I was refraining to post this, because it has been covered all over the place (Typographica, Typophile and Metafilter are only a few worth mentioning) but I have gotten a few requests to discuss it — I’ll oblige.
“Aoccdrnig to a rscheearch at an Elingsh uinervtisy, it deosn’t mttaer in waht oredr the ltteers in a wrod are, the olny iprmoetnt tihng is taht frist and lsat ltteer is at the rghit pclae. The rset can be a toatl mses and you can sitll raed it wouthit porbelm. Tihs is bcuseae we do not raed ervey lteter by it slef but the wrod as a wlohe.”
What I think is worth discussing as designers is how does this affect us (if at all)? We work with words all the time, careful to never have the slightest letter misplaced to avoid client ire. Maybe it doesn’t matter after all… I konw it mtartes I’m jsut syanig.

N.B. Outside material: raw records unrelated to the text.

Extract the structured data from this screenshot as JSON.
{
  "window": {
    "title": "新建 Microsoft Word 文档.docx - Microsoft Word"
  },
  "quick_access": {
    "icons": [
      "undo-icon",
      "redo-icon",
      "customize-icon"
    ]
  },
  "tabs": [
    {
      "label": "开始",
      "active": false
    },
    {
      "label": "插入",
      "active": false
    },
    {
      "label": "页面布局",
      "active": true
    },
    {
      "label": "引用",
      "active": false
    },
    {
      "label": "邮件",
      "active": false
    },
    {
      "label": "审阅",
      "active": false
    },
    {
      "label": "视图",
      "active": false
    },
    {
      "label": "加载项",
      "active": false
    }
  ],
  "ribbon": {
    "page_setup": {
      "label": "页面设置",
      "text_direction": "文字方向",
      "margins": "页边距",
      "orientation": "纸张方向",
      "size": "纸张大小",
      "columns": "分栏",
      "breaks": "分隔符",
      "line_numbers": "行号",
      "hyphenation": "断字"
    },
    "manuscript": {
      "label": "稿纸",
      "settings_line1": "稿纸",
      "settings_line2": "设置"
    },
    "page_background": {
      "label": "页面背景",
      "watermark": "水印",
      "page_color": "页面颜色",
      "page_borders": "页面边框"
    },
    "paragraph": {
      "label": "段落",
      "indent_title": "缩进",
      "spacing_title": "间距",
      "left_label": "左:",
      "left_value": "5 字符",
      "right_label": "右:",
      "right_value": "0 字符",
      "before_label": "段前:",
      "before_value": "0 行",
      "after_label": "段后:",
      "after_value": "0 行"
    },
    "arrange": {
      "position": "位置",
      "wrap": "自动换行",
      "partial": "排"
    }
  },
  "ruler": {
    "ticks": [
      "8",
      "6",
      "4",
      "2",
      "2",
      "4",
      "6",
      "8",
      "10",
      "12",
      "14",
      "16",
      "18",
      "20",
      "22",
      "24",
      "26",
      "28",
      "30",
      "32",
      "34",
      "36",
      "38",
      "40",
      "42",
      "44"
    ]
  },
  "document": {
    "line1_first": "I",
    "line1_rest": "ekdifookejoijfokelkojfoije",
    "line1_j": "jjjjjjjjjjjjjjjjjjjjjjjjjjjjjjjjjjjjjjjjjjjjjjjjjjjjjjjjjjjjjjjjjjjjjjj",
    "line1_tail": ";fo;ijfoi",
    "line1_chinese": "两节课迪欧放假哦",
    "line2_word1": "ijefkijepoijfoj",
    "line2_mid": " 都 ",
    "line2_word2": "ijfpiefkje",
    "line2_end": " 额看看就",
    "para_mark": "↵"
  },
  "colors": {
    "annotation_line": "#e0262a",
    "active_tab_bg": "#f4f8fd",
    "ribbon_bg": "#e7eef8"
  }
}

They spelled "iprmoetnt" wrong. Ionry!
Nevertheless, I think designers are anal about spelling because of the minority, not the majority. The majority of my company's readership would never notice a spelling error in our copy, much less a typo -- it's that 1% that have the balls to email on every single grammatical and spelling error that makes it necessary. They always think they're brilliant, too... But I digress.